A ampliação das questões de equilíbrio e desequilíbrio são frequentes na dança


contemporânea, na qual o risco é explorado não apenas no cair naturalmente, mas ainda na
descoberta de uma nova relação com esse desequilíbrio proporcionada por quedas abruptas
e pela exploração de novas formas de se portar com relação ao equilíbrio do eixo central. A
ideia de Barba sobre o equilíbrio precário pode, assim, ser vista contemporaneamente como
uma investigação das situações que se encontram fora do equilíbrio cotidiano.

Na concepção de Prigogine, em sua teoria a respeito de sistemas afastados do equilíbrio


(que embora aplicada à química e física aceita implicações em outras esferas como
biológica, social e econômica), o autor fala de uma nova visão de ciência que admite o
potencial inovador da natureza na criação e evolução a partir da desordem e do caos para
gerar uma nova organização e a complexidade.

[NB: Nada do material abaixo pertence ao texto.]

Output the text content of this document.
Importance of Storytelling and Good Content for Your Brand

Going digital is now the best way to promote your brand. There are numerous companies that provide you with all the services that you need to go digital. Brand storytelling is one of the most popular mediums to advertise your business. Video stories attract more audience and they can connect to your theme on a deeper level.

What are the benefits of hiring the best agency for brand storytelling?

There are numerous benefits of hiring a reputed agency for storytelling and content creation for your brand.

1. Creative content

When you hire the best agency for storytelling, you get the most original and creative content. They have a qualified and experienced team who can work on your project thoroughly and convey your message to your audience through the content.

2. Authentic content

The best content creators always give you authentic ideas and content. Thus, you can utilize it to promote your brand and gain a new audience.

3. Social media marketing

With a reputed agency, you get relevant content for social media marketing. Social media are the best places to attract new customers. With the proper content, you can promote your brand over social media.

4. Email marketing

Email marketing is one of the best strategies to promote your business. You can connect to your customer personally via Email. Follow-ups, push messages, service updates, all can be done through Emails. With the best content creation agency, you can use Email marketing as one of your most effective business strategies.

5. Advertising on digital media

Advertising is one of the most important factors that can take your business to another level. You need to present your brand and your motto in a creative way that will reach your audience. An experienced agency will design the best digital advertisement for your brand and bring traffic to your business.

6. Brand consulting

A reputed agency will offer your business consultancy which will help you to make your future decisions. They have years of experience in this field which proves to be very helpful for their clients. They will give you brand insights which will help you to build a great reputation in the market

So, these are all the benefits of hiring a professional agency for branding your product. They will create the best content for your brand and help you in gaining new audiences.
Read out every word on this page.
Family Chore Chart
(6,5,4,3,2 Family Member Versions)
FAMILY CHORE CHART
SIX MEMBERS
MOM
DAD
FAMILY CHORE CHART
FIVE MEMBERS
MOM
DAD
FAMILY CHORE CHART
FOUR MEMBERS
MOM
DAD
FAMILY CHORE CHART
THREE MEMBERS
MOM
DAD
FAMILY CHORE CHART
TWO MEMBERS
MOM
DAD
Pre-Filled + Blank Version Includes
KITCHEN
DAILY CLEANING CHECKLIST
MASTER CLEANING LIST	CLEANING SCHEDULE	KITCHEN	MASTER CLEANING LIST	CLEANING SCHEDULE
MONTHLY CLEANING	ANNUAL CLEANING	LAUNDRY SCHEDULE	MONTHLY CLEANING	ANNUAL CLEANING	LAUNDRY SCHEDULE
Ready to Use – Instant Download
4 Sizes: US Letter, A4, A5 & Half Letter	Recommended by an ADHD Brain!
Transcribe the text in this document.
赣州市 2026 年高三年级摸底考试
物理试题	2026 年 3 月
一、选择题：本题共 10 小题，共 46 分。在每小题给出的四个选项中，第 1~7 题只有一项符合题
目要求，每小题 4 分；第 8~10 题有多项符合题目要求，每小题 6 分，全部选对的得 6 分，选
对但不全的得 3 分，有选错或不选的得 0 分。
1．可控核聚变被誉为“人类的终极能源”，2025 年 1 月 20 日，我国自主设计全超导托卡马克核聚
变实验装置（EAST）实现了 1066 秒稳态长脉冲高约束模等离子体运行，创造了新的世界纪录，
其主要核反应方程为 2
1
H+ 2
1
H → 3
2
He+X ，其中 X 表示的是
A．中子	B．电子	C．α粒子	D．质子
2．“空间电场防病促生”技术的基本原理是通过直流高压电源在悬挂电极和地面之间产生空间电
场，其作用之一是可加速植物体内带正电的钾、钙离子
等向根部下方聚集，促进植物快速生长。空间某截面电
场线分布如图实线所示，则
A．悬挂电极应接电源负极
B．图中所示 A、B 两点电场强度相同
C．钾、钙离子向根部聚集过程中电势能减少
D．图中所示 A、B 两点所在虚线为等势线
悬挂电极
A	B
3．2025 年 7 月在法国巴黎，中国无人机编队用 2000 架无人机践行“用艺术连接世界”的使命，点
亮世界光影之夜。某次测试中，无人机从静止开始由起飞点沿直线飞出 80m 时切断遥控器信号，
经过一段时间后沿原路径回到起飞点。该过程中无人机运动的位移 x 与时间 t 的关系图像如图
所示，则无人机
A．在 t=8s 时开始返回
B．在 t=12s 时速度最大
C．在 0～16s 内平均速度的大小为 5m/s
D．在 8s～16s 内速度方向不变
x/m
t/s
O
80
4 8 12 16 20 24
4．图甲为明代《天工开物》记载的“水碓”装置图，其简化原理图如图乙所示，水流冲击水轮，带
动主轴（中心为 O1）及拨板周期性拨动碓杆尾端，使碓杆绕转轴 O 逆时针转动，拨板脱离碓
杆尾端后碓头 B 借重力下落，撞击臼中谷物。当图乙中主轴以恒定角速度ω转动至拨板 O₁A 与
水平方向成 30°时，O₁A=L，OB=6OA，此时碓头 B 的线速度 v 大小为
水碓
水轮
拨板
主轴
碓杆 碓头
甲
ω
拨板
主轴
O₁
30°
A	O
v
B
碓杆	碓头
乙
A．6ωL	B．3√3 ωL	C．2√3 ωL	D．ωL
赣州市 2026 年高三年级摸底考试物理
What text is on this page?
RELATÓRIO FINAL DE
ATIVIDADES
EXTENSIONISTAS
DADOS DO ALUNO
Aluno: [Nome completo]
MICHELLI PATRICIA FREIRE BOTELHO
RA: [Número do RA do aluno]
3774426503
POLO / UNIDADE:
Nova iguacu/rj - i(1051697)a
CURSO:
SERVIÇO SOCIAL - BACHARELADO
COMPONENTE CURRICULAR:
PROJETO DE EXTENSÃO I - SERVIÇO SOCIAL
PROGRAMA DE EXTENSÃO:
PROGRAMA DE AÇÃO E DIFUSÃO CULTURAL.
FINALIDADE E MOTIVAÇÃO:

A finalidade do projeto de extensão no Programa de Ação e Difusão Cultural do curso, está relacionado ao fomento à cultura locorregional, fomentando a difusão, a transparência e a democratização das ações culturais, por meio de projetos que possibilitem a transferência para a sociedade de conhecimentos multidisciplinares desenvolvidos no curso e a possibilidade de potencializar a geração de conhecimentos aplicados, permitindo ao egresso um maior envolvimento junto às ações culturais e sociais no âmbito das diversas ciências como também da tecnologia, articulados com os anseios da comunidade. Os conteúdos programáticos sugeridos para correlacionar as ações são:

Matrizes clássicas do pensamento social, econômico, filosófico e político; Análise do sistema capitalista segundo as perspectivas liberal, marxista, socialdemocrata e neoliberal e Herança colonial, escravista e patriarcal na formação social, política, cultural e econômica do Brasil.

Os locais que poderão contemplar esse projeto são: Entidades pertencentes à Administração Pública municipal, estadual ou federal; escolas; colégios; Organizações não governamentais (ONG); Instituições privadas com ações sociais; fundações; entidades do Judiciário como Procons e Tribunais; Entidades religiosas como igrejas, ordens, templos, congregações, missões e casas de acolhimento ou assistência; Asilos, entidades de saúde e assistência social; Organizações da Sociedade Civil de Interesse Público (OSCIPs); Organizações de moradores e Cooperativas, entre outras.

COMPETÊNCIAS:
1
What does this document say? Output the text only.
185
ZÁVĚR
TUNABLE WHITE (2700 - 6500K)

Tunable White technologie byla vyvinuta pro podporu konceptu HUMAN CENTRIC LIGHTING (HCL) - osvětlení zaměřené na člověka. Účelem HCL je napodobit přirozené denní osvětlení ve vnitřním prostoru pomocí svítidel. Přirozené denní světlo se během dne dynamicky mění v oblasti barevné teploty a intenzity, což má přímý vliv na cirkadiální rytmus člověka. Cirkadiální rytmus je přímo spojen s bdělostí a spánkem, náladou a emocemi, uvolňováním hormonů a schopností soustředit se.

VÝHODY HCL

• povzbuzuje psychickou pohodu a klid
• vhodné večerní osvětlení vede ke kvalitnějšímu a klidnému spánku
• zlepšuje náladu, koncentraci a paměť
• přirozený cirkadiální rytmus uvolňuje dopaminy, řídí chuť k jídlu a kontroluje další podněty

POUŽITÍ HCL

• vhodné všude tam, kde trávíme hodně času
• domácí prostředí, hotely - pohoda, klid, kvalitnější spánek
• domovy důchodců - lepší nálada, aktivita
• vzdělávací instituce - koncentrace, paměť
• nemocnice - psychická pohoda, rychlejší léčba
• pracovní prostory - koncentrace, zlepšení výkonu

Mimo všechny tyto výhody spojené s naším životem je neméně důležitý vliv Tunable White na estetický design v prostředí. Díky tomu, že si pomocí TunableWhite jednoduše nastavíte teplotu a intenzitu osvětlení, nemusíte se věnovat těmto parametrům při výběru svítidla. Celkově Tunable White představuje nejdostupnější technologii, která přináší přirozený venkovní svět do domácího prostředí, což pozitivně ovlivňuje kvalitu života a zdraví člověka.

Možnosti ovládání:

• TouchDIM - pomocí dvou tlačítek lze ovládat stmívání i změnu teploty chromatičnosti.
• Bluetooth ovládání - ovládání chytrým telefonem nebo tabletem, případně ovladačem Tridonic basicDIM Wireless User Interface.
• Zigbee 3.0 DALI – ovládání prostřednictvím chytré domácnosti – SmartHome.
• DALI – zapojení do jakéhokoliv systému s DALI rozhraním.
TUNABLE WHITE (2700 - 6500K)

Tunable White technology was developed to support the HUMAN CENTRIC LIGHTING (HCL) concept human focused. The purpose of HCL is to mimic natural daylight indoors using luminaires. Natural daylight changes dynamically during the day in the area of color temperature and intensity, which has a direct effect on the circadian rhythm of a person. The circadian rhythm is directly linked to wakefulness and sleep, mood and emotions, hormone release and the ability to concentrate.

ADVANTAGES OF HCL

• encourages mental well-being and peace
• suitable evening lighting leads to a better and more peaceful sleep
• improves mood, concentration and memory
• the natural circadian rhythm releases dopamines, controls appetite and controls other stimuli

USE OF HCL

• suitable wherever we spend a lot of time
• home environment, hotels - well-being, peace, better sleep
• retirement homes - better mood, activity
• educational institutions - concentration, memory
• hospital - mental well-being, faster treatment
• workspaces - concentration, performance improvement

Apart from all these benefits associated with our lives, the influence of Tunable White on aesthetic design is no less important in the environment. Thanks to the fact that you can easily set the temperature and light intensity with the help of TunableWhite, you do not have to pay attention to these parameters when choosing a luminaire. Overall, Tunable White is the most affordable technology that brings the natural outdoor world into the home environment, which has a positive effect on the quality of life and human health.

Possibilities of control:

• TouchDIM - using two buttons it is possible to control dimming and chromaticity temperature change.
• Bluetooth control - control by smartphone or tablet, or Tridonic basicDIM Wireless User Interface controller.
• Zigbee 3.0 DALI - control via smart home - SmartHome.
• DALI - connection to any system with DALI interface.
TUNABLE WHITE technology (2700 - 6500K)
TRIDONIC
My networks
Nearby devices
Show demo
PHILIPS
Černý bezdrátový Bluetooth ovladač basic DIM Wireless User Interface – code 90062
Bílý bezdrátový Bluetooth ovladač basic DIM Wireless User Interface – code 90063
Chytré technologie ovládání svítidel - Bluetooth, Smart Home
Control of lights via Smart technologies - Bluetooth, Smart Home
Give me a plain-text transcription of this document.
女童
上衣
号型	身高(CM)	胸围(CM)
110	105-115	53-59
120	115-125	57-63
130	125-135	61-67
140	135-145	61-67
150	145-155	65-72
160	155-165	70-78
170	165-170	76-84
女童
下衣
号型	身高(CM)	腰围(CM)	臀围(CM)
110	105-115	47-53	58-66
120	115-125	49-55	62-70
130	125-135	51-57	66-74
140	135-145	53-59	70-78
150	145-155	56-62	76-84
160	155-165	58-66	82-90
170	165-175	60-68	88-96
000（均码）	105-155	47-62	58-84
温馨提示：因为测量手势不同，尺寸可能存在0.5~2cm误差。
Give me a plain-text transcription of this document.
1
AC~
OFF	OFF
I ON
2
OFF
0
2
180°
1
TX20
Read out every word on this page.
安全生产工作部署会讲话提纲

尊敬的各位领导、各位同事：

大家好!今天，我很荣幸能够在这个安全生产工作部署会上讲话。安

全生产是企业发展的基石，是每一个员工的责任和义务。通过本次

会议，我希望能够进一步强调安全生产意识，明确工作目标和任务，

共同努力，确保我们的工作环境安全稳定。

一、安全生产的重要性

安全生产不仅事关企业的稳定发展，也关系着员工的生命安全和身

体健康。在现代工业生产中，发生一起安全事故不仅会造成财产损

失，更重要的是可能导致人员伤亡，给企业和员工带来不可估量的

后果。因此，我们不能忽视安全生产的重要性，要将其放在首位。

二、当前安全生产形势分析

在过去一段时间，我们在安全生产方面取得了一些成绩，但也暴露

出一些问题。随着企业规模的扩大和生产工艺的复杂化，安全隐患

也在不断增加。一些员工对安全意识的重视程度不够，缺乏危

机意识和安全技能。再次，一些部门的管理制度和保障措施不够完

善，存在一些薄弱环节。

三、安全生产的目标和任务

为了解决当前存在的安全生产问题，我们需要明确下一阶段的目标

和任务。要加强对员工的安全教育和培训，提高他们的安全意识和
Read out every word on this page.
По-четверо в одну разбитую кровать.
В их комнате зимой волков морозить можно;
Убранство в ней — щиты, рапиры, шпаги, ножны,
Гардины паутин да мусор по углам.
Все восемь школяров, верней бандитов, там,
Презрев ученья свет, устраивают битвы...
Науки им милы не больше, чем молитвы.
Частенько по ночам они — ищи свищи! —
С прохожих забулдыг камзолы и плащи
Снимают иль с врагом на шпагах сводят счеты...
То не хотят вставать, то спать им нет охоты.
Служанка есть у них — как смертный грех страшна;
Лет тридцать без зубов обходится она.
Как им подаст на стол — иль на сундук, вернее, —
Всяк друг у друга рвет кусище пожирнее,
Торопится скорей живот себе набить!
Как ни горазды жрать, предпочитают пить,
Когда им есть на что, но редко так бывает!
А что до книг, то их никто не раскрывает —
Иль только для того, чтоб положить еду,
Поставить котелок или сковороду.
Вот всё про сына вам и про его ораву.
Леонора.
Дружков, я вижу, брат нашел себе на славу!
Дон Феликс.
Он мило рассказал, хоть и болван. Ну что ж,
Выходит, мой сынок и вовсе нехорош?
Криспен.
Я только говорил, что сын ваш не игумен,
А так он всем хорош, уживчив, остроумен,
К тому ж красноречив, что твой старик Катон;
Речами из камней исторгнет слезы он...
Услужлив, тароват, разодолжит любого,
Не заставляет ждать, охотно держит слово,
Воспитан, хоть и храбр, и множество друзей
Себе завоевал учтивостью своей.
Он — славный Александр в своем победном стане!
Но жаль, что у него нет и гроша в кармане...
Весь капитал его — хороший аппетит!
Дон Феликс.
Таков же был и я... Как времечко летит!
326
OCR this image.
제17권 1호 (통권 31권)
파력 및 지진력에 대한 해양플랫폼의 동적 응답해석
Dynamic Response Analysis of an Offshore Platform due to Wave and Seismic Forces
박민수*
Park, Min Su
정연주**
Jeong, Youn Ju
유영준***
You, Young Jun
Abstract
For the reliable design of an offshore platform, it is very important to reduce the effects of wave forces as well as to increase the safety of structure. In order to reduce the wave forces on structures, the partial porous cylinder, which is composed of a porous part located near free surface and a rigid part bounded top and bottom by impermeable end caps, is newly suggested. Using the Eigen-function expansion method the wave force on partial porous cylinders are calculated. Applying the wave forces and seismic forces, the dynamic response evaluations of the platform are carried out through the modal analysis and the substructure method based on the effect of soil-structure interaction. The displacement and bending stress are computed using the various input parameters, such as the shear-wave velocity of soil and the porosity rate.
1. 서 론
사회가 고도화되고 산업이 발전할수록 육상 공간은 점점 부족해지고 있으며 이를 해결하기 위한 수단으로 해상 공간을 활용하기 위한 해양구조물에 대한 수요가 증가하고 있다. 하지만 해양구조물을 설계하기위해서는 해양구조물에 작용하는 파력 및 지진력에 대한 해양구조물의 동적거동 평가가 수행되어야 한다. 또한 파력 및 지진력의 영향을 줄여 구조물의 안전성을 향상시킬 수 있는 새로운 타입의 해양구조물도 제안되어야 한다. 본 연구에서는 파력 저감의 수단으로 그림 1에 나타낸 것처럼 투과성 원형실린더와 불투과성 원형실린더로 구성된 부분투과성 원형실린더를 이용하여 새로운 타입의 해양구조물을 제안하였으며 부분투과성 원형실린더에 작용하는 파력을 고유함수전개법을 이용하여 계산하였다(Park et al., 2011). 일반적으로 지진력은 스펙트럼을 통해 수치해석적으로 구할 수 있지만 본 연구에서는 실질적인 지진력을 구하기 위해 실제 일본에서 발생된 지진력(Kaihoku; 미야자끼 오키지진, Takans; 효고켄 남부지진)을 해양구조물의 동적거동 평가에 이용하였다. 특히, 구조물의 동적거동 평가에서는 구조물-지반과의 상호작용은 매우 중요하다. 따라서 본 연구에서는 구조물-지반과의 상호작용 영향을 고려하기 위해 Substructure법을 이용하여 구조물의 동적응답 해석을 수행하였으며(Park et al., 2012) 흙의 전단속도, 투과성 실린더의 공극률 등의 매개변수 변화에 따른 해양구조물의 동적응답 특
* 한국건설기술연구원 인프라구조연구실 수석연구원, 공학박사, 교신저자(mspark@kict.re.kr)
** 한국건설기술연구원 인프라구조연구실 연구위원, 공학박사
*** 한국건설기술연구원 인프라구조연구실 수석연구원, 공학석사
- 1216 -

Os fenômenos químico-físicos do não equilíbrio nos ajudam a entender os processos de


criação e inovação presentes no desequilíbrio que se encontra dentro da natureza. Como
somos seres inseridos nesta natureza, nosso fazer teatral também se manifesta dessa
forma. A atividade humana não é estranha à natureza; assim, o fazer criativo representa a
ampliação e intensificação de um mundo físico que a descoberta dos processos de não
equilíbrio ajuda a decifrar.

A manifestação criativa da natureza tem relação direta com os processos irreversíveis do


tempo, aspecto crucial para essa criatividade e propriedade emergente desta, ligado à
assimetria e ao desequilíbrio. A simetria leva à estagnação e morte do sistema.